How to Build a Viable Psychological Contract with Millennials


I am writing this post at the request of a Millennial.

With all the discussions about culture and engagement — he would like me to answer one powerful question: “How do we (young employees) establish a meaningful psychological contract with an employer, when we distrust organizations in general?”

Wow. That hurts.

For someone like me, who would like every single contributor to have a meaningful tenure, this hits hard. His candid question is the result of a myriad of elements that may have formed a deep rift in the career equation for an entire generation of contributors. (By the way, if you haven’t read my other posts on the topic, find an introduction to psychological contracts start here.)

It is expected.

In some cases, well-deserved.

However, it remains ominous.

Millenials have watched in horror as the economy collapsed in late 2000’s. They watched as college graduates struggled to find work — and how they are still struggling to make headway salary wise because of that collapse.  They’ve watched as their parents were mistreated and in many instances, cast aside by the very organizations they had come to trust. To make matters worse, according to Pew, Millenials are saddled with more student debt than other generations. They trust less and have fewer attachments to traditional institutions.

Strike one, two and three.

Sticking with this thread, if individuals do not trust employers to look out for their career or personal well being — with whom (or what) is the psychological contract formed? The answer unfortunately is this: “The contract is with myself. I am out for me”.

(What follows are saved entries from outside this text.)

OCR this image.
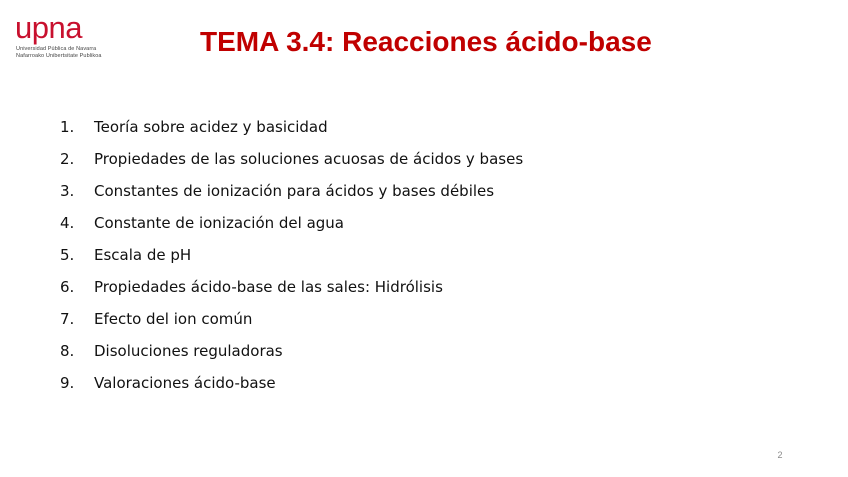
upna
Universidad Pública de Navarra
Nafarroako Unibertsitate Publikoa	TEMA 3.4: Reacciones ácido-base
1. Teoría sobre acidez y basicidad
2. Propiedades de las soluciones acuosas de ácidos y bases
3. Constantes de ionización para ácidos y bases débiles
4. Constante de ionización del agua
5. Escala de pH
6. Propiedades ácido-base de las sales: Hidrólisis
7. Efecto del ion común
8. Disoluciones reguladoras
9. Valoraciones ácido-base
2
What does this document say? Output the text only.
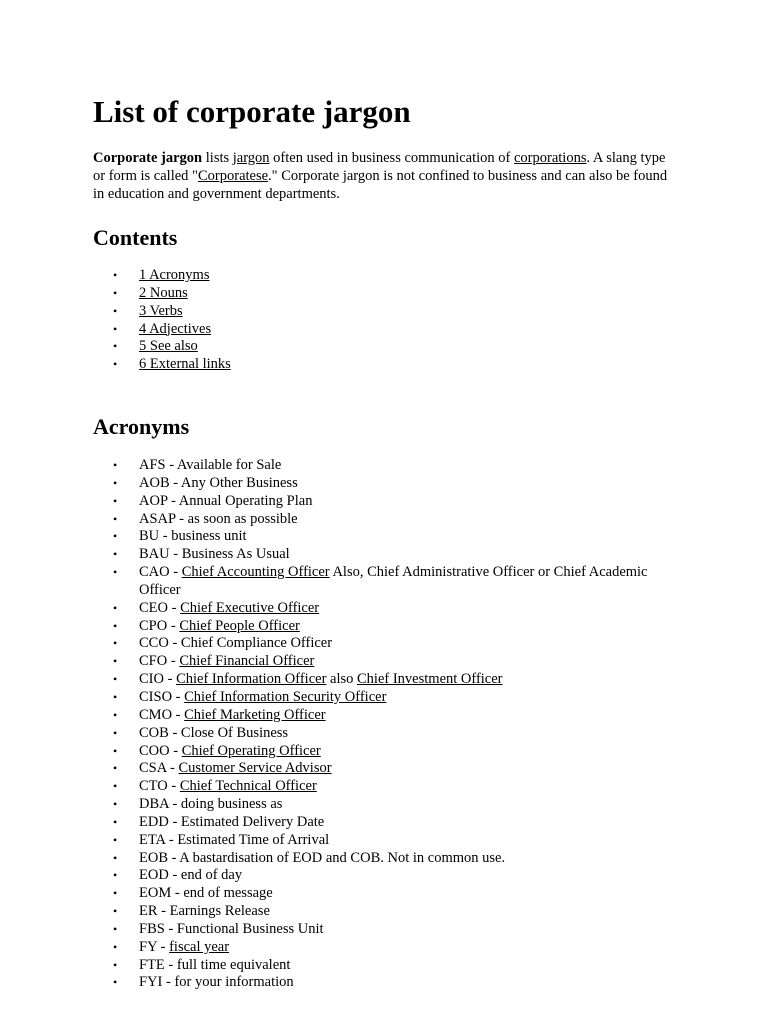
List of corporate jargon

Corporate jargon lists jargon often used in business communication of corporations. A slang type or form is called "Corporatese." Corporate jargon is not confined to business and can also be found in education and government departments.

Contents
• 1 Acronyms
• 2 Nouns
• 3 Verbs
• 4 Adjectives
• 5 See also
• 6 External links
Acronyms
• AFS - Available for Sale
• AOB - Any Other Business
• AOP - Annual Operating Plan
• ASAP - as soon as possible
• BU - business unit
• BAU - Business As Usual
• CAO - Chief Accounting Officer Also, Chief Administrative Officer or Chief Academic Officer
• CEO - Chief Executive Officer
• CPO - Chief People Officer
• CCO - Chief Compliance Officer
• CFO - Chief Financial Officer
• CIO - Chief Information Officer also Chief Investment Officer
• CISO - Chief Information Security Officer
• CMO - Chief Marketing Officer
• COB - Close Of Business
• COO - Chief Operating Officer
• CSA - Customer Service Advisor
• CTO - Chief Technical Officer
• DBA - doing business as
• EDD - Estimated Delivery Date
• ETA - Estimated Time of Arrival
• EOB - A bastardisation of EOD and COB. Not in common use.
• EOD - end of day
• EOM - end of message
• ER - Earnings Release
• FBS - Functional Business Unit
• FY - fiscal year
• FTE - full time equivalent
• FYI - for your information
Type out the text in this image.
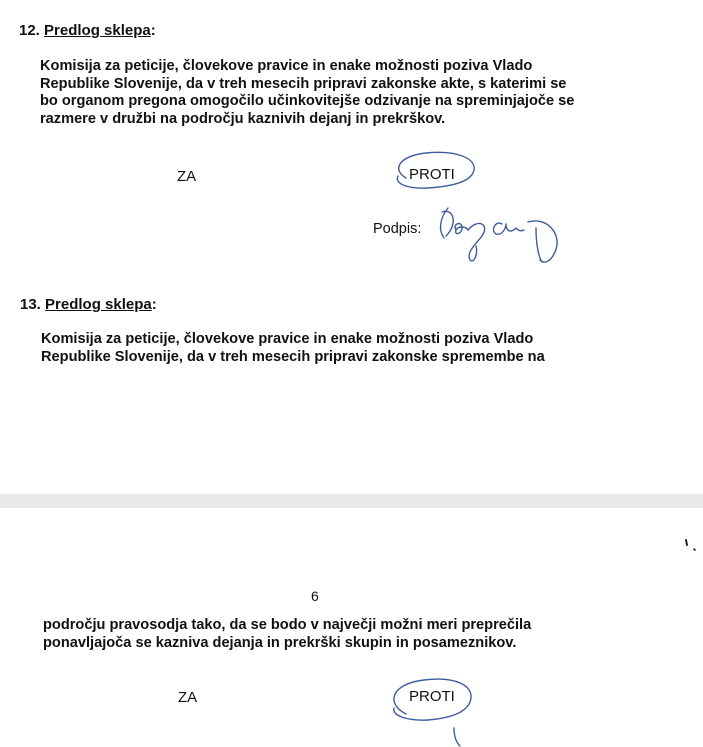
12. Predlog sklepa:
Komisija za peticije, človekove pravice in enake možnosti poziva Vlado
Republike Slovenije, da v treh mesecih pripravi zakonske akte, s katerimi se
bo organom pregona omogočilo učinkovitejše odzivanje na spreminjajoče se
razmere v družbi na področju kaznivih dejanj in prekrškov.
ZA	PROTI
Podpis:
13. Predlog sklepa:
Komisija za peticije, človekove pravice in enake možnosti poziva Vlado
Republike Slovenije, da v treh mesecih pripravi zakonske spremembe na
6
področju pravosodja tako, da se bodo v največji možni meri preprečila
ponavljajoča se kazniva dejanja in prekrški skupin in posameznikov.
ZA	PROTI
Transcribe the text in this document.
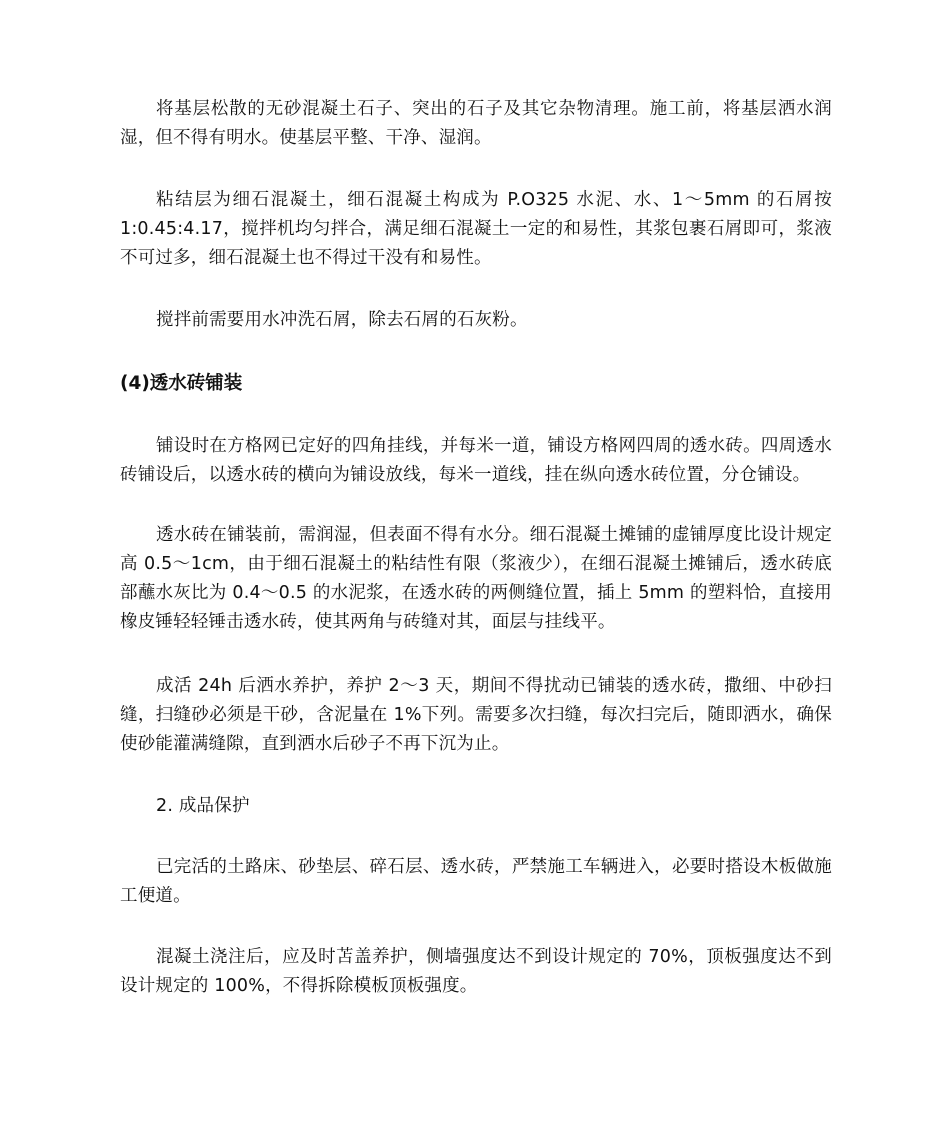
将基层松散的无砂混凝土石子、突出的石子及其它杂物清理。施工前，将基层洒水润湿，但不得有明水。使基层平整、干净、湿润。

粘结层为细石混凝土，细石混凝土构成为 P.O325 水泥、水、1～5mm 的石屑按 1:0.45:4.17，搅拌机均匀拌合，满足细石混凝土一定的和易性，其浆包裹石屑即可，浆液不可过多，细石混凝土也不得过干没有和易性。

搅拌前需要用水冲洗石屑，除去石屑的石灰粉。

(4)透水砖铺装

铺设时在方格网已定好的四角挂线，并每米一道，铺设方格网四周的透水砖。四周透水砖铺设后，以透水砖的横向为铺设放线，每米一道线，挂在纵向透水砖位置，分仓铺设。

透水砖在铺装前，需润湿，但表面不得有水分。细石混凝土摊铺的虚铺厚度比设计规定高 0.5～1cm，由于细石混凝土的粘结性有限（浆液少），在细石混凝土摊铺后，透水砖底部蘸水灰比为 0.4～0.5 的水泥浆，在透水砖的两侧缝位置，插上 5mm 的塑料恰，直接用橡皮锤轻轻锤击透水砖，使其两角与砖缝对其，面层与挂线平。

成活 24h 后洒水养护，养护 2～3 天，期间不得扰动已铺装的透水砖，撒细、中砂扫缝，扫缝砂必须是干砂，含泥量在 1%下列。需要多次扫缝，每次扫完后，随即洒水，确保使砂能灌满缝隙，直到洒水后砂子不再下沉为止。

2. 成品保护

已完活的土路床、砂垫层、碎石层、透水砖，严禁施工车辆进入，必要时搭设木板做施工便道。

混凝土浇注后，应及时苫盖养护，侧墙强度达不到设计规定的 70%，顶板强度达不到设计规定的 100%，不得拆除模板顶板强度。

Yes, depending on yourself (knowing yourself for example) is admirable. However, something precious is lost when we cannot identify and ultimately give something of ourselves to the organizations with which we affiliate. If we fail to trust the organization, we do not share. If we do not share freely, we protect our ideas. If protect our ideas, we limit progress and innovation.

It seems that we have some work to do, if we expect a healthy psychological contract to be built.

There is a way forward.

Here are a few places to start.

  • Recruit with clarity. From the job descriptions we share, to the career paths we might offer — organizations must operate in manner that is honest and complete. Recruitment practices should be allowed to reflect a communicate strategy that improves applicant fit and engagement. Organizations should focus on smart HR Tech solutions to accomplish this. (See how J & J is harnessing HR Tech to accomplish this here.)
  • Offer stability. Psychological contracts are not a one-way street; they must work in both directions. If you manage a Millennial, discuss not only what they bring, but what the organization might bring to their developing career paths. (Read about constructing Tours of Duty in The Alliance: Managing Talent in the Networked Age) What will they learn? What role models will you provide? Remember, they may remain insecure about their future career paths.
  • Build community. Nothing builds confidence in an employer, like the knowledge there is an entire within-organization community to support you and your career. Encourage both building and participating in internal networks that engage contributors.

What is your organization doing? Share it here.

Dr. Marla Gottschalk is an Industrial/Organizational Psychologist. She is a charter member of the LinkedIn Influencer Program. Her thoughts on work life have appeared in various outlets including Talent Zoo, Forbes, Quartz and The Huffington Post.

2 thoughts on “How to Build a Viable Psychological Contract with Millennials

  1. I am a retired Lean Coordinator and Six Sigma Black Belt, who has witnessed just about every kind of culture known to mankind within organizations. I can say with all sincerity, that the organizations with a common language have higher retention, high morale, fewer accidents and greater sustainability to improvements than those that maintain “us versus them” culture. Talk with them. Listen to them. Respond positively. Don’t be afraid to laugh with them.